La navidad se acercaba y mientras tanto, parecía que el transporte retrocedía, haciendo del viaje cansino, denso y por encima de todo, largo. Esto seguramente se debía a la cantidad de nieve en las vías y pese a que las tormentas habían cesado, se respiraban los cimientos del desastre que la Guerra había dejado. Un respetable hombre, que en un vagón del tren se encontraba, traía consigo una caja roja, decorada con un listón verde. Cuidaba dicho objeto con esmero, era precavido para que, cuando llegara a su destino, siguiera en impecable estado. Se aferraba a ella como si de su vida se tratase y es que de cierta forma así era, puede que haber pasado tanto tiempo fuera de casa combatiendo no lo hubiese matado, al menos no físicamente pero si aquel obsequio sufría de algún peligro por muy mínimo que fuera, él sería capaz de todo por recuperarla, incluso dar la vida. En su mente continuaba oyendo los gritos de euforia por gente que se pensaba salvada y segura, consideró que quizá el atraso fuera por la nieve pero en parte seguro que era también por la emoción de los afectados y sus salvadores. Él había sido fuerte, valiente e inteligente y sabía que sólo los que cumplían con dichos requisitos sobrevivían. Era pues, un sobreviviente. Cañones. Sangre. Ruido. Muerte. Todo se repetía en su cabeza, atormentándolo. Pronto regresaría con los suyos y eso le consolaba, se sentía más aliviado al saber que todo había terminado y que volvería pronto con su familia y además, cumpliría con su deber, su último y gran deber como soldado, quizá el más importante: Entregar el regalo.

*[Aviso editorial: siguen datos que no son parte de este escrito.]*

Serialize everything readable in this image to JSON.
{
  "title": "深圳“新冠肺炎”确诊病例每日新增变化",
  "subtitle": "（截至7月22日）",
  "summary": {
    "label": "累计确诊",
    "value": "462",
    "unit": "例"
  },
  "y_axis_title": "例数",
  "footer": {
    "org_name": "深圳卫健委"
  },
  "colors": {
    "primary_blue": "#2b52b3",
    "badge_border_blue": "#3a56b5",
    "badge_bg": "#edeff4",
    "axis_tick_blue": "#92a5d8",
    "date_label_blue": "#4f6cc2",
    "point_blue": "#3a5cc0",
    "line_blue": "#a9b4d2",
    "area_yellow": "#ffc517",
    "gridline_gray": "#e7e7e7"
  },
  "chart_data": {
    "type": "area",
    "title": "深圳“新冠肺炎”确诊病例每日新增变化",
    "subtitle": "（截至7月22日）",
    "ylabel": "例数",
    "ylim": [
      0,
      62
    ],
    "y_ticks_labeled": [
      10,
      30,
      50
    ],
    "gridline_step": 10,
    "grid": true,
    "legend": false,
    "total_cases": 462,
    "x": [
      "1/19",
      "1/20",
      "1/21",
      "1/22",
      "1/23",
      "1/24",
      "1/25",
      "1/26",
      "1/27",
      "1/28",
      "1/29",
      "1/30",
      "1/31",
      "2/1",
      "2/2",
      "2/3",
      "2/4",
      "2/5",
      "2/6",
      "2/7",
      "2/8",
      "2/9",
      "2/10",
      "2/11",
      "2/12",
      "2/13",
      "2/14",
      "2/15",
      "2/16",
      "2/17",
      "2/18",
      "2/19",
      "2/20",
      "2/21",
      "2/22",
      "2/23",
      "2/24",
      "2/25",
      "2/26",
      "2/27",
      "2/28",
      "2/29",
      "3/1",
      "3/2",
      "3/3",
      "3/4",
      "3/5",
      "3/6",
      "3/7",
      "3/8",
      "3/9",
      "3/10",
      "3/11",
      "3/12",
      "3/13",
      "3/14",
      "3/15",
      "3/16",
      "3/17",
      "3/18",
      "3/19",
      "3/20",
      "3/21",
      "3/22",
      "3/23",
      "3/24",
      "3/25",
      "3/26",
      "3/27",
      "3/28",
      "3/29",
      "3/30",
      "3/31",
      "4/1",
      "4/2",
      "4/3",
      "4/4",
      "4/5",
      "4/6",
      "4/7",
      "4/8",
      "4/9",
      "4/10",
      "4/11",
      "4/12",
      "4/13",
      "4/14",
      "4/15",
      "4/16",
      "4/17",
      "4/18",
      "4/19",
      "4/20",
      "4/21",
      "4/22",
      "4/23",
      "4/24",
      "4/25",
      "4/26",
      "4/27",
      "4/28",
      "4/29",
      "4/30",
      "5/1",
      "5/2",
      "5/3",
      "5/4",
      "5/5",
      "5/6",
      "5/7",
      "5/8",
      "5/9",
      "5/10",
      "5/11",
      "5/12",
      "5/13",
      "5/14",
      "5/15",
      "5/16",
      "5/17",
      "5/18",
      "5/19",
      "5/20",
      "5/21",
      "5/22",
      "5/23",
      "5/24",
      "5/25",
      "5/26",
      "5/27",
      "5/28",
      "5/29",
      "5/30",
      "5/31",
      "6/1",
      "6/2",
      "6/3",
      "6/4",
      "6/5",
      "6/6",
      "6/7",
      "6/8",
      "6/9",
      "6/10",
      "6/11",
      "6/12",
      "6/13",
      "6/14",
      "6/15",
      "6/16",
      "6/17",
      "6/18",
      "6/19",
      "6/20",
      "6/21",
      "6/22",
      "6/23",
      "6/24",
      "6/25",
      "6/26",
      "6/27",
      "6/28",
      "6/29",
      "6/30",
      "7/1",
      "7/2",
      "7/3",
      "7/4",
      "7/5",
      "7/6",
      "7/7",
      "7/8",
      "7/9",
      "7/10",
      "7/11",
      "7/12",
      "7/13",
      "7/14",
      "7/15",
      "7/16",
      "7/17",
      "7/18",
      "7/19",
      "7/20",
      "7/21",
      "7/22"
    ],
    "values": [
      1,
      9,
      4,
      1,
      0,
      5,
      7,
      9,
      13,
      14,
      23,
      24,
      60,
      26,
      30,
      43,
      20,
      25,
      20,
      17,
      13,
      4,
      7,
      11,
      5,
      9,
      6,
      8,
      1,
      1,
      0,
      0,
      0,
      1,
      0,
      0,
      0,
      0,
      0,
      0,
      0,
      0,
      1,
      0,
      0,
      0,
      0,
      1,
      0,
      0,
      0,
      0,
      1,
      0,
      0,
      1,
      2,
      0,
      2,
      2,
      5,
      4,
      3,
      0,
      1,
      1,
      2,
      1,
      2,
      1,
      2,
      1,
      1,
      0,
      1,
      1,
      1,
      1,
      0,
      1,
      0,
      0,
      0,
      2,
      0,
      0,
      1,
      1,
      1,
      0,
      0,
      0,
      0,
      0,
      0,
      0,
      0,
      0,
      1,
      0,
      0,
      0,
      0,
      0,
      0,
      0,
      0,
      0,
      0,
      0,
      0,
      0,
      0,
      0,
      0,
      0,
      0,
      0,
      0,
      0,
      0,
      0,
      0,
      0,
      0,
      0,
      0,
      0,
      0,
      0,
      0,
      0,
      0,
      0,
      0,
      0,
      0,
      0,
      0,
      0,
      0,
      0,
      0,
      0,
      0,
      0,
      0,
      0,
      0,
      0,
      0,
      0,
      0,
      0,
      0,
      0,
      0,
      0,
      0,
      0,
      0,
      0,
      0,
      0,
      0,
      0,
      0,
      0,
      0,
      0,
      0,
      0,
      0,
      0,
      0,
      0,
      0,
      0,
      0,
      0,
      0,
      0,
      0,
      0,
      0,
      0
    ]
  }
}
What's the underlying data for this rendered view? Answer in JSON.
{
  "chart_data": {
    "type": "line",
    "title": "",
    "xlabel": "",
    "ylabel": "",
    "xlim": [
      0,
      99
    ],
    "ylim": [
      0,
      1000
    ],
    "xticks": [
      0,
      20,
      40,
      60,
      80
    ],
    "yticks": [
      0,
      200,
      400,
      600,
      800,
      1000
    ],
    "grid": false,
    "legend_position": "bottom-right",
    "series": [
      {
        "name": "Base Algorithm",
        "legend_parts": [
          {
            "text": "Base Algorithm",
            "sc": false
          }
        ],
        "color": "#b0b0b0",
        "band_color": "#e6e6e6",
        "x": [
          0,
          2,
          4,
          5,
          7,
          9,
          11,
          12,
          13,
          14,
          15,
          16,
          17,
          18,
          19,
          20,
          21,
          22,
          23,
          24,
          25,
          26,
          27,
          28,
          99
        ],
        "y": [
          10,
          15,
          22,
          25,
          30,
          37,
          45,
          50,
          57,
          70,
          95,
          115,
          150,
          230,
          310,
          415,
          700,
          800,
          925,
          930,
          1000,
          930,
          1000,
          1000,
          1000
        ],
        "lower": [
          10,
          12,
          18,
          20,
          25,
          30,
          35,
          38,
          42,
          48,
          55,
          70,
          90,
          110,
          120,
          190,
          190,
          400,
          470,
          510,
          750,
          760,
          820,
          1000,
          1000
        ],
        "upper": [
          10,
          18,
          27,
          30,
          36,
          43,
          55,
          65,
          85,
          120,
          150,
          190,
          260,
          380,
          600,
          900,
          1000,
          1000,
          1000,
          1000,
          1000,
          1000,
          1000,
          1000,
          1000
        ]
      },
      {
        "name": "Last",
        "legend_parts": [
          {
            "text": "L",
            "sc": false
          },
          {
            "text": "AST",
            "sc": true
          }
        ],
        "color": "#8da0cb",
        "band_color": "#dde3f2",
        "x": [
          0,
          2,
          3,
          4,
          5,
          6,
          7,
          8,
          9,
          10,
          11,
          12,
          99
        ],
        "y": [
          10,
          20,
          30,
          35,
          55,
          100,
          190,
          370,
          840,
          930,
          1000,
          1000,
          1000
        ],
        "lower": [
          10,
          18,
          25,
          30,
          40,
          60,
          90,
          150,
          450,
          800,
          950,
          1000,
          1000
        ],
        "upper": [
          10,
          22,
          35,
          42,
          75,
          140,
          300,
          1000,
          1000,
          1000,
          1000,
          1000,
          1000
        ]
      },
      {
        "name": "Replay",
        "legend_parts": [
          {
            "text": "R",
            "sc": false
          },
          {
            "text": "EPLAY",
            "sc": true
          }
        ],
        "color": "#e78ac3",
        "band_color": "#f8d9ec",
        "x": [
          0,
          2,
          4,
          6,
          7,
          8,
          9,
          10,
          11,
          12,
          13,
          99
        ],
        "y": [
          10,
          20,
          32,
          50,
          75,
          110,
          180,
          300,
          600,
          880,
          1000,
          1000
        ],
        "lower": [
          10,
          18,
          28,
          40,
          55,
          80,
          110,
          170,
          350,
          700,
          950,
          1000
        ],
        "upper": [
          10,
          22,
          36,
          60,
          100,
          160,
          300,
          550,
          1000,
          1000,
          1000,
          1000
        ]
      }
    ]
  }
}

Al otro lado del mundo un niño veía con tristeza el árbol de Navidad, adornado con esferas y luces de colores más se hacía notar el espacio vacío debajo, en el lugar donde se ponen los regalos no había nada.

--Volverá pronto con tu regalo, hijo. No te preocupes—dijo la madre desde el otro lado de la cocina, preparaba la cena para esa noche, desde ahí el olor a bacalao le llegaba a la nariz e impregnaba toda la casa.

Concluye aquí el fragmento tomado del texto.